Buried History: Tutankhamun
On the 4th of November 1922, British archaeologist Howard Carter (1874 –1939) and his team found the entrance to the 14th-century BC Pharaoh Tutankhamun’s tomb in the Valley of the Kings in Luxor, Egypt. This little known pharaoh ruled in the 18th dynasty (ca. 1332 BC – 1323 BC) during the Egyptian New Kingdom period. He ascended to the throne at the age of nine and reigned for 10 years, in which he married his half-sister who bore his twin daughters, both stillborn and buried alongside him in the tomb. The king is thought to have had powerful councillors, particularly his vizier Ay, whose role was to advise, as well as calm his young temper. As a product of an incestuous relationship himself (his mother was one of his father’s five sisters), Tutankhamun suffered genetic defects which caused physical disabilities during his life, i.e. he walked with a cane. Thorough DNA research concluded that the cause of his death was a combination of malaria, epilepsy and an infected broken leg. His mummy still rests in the Valley of the Kings and the treasures found in his tomb are held in Cairo Museum, which frequently lends them to international exhibitions.
It appears that the location of Tutankhamun’s tomb had been entirely lost and forgotten in his day, buried underneath stone chips from subsequent burial sites, discarded or washed over by floods and covered with buildings such as workers’ huts. When Carter first arrived in Egypt in 1891, most of the ancient Egyptian tombs had been found, though the whereabouts of the obscure Tutankhamun were still a mystery. After WWI, Carter re-commenced intensive digging and after three years of fruitless searching, he eventually came across some steps leading to a burial room within the debris close to the entrance of Ramses VI’s tomb – in the final season ever funded by his employer Carnarvon . Three weeks on, Carter was in the position to get closer to the hidden treasure – the interior chambers of the tomb, which, to his surprise, were perfectly preserved, unlike those of previous pharaohs’ in the area. Carter wrote in his diary:
“ With trembling hands I made a tiny breach in the upper left hand corner. Darkness and blank space, as far as an iron testing-rod could reach, showed that whatever lay beyond was empty, and not filled like the passage we had just cleared. Candle tests were applied as a precaution against possible foul gases, and then, widening the hole a little, I inserted the candle and peered in, Lord Carnarvon, Lady Evelyn, I and Callender standing anxiously beside me to hear the verdict. At first I could see nothing, the hot air escaping from the chamber causing the candle flame to flicker, but presently, as my eyes grew accustomed to the light, details of the room within emerged slowly from the mist, strange animals, statues, and gold – everywhere the glint of gold. (…) I was struck dumb with amazement, and when Lord Carnarvon, unable to stand the suspense any longer, inquired anxiously, “Can you see anything?” it was all I could do to get out the words, “Yes, wonderful things”.

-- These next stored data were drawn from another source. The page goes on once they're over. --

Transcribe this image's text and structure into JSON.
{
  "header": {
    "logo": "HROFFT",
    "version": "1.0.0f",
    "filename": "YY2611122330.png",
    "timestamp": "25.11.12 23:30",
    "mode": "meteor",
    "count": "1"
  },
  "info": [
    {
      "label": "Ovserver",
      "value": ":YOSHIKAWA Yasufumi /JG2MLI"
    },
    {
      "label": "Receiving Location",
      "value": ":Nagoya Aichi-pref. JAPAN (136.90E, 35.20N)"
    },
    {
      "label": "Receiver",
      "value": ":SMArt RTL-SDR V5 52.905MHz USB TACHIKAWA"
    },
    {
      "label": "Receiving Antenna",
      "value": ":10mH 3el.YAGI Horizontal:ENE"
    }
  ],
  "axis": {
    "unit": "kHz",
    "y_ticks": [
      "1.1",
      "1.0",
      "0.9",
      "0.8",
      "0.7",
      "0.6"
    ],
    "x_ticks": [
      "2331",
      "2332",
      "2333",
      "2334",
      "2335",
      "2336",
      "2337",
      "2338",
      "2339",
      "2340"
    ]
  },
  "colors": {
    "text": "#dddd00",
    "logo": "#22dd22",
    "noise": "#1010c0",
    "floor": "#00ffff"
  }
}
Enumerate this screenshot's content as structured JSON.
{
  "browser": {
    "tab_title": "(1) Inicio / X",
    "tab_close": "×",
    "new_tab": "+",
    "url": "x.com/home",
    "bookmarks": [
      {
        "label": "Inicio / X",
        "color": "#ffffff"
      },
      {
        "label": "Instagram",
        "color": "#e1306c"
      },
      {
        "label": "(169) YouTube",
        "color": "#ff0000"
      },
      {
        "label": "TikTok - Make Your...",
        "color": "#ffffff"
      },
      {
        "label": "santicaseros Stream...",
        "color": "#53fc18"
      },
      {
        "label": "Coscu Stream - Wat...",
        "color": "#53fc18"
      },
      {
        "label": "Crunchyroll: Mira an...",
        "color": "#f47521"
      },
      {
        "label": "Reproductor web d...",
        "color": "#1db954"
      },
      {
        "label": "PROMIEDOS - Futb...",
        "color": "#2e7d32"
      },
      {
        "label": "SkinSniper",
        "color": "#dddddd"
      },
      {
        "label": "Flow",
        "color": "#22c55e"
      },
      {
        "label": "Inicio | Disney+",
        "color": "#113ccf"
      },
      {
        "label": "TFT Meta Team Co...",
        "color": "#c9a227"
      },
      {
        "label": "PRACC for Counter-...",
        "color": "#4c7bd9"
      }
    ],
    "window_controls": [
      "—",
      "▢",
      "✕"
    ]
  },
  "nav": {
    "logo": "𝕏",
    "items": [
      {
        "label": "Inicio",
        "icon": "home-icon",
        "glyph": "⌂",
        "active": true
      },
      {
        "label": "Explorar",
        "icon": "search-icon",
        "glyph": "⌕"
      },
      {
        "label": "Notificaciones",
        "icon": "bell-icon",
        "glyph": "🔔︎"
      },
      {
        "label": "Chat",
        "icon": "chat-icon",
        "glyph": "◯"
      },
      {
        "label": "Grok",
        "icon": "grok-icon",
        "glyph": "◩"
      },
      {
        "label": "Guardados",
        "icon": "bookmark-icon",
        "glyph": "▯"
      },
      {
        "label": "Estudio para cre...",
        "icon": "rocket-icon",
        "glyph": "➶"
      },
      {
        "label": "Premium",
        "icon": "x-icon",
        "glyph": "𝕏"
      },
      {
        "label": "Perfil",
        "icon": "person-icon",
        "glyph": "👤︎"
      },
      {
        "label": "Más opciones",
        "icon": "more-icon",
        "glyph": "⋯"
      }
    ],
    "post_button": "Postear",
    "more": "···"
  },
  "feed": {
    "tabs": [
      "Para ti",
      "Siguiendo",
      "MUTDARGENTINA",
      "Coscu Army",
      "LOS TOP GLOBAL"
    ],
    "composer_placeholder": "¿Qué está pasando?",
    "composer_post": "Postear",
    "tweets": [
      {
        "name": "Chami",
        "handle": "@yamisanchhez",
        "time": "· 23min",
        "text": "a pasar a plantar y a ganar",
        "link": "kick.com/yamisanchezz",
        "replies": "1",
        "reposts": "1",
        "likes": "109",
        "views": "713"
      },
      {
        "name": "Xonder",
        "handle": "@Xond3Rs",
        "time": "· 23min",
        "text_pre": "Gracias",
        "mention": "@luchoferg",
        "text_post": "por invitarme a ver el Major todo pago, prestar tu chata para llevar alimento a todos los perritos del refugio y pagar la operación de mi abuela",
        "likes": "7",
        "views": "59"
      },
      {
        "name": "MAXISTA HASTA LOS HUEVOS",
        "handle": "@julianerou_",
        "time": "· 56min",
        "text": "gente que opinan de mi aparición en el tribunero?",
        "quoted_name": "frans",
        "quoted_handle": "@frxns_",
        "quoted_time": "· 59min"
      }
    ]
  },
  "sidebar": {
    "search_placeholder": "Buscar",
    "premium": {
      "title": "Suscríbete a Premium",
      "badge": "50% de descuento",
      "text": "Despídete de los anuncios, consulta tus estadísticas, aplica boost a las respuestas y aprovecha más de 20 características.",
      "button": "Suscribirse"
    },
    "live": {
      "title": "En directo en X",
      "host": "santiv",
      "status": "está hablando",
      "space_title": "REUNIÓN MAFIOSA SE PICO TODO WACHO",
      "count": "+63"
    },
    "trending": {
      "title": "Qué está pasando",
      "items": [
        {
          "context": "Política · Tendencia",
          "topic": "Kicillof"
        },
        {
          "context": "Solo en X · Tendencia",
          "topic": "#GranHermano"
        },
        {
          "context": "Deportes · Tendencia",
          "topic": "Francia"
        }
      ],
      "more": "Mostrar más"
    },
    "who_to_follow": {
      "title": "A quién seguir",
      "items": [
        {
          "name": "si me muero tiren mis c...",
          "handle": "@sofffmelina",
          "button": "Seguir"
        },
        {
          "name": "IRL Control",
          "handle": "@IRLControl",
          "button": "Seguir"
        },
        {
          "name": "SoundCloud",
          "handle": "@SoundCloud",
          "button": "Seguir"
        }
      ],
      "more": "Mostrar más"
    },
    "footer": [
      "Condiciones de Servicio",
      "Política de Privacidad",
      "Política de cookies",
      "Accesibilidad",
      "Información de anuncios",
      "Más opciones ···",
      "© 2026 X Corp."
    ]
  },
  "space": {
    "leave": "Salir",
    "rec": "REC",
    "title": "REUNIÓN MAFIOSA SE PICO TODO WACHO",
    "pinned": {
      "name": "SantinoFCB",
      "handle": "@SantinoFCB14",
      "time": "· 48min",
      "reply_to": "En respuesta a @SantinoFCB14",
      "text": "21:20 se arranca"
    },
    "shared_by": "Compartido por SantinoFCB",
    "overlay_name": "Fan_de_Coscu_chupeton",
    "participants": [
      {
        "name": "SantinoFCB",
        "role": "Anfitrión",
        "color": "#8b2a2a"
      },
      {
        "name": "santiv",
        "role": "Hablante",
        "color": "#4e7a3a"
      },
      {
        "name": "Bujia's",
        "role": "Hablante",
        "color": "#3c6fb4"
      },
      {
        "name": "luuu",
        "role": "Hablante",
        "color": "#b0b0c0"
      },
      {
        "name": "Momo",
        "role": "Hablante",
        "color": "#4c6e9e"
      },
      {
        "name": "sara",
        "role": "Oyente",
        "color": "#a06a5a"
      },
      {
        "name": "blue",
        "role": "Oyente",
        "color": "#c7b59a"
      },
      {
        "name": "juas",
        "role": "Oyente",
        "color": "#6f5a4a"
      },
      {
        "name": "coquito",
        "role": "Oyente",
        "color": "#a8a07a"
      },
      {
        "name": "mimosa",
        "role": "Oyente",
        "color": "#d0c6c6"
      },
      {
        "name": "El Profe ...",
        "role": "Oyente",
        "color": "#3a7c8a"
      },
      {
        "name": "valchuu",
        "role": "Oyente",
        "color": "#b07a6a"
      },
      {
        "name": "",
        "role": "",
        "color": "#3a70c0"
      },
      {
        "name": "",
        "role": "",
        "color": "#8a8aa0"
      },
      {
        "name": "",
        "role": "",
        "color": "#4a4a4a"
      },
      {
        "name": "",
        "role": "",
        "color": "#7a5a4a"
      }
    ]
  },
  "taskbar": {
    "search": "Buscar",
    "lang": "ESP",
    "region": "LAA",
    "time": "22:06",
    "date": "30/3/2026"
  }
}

It took several years and phenomenal excavation efforts to carefully unearth the contents of the four rooms of the tomb: over 3,000 different objects. The most spectacular of all was a stone sarcophagus containing three coffins nested within each other; the final one, made of solid gold, contained the mummy of the boy-king Tutankhamun, preserved for more than 3,000 years. A bitter battle broke out between Carter, Carnarvon and the press over the rights to cover these discoveries, but only Lancashire journalist H.V. Morton of the Daily Express managed to scoop the official Times correspondent during the coverage of the opening, bringing to the very excited public a full first glimpse of the ancient wonders. Here is what Morton wrote in an article in the Daily Express on Tuesday, 13 February 1923:
“The romantic secret of the tomb of Pharaoh Tutankhamen in the Valley of the Kings at Luxor was revealed yesterday when, for the first time in 3,000 years, the inner chamber of the tomb was entered. Every expectation was surpassed. Within the chamber stood an immense sarcophagus of glittering gold, which is almost certain to contain the mummy of the king. Wonderful paintings, including that of a giant cat, covered the walls. A second chamber was crowded with priceless treasures. … Tutankhamen’s face cream and perfumes have been found. … they were discovered the other day at the bottom of a box covered with linen. In each of several little pots was a hard substance which, when placed in the sun, melted, giving off a very faint aromatic odour. After a lapse of thirty centuries men smelt the cosmetics which must have scented the royal palace of Thebes, now merely a mound on the edge of a desert haunted by jackals. It is strange to think that a modern girl could use perfumes which delighted the heart of Pharaoh or Queen Ankhesenpaaten 3,000 years ago.”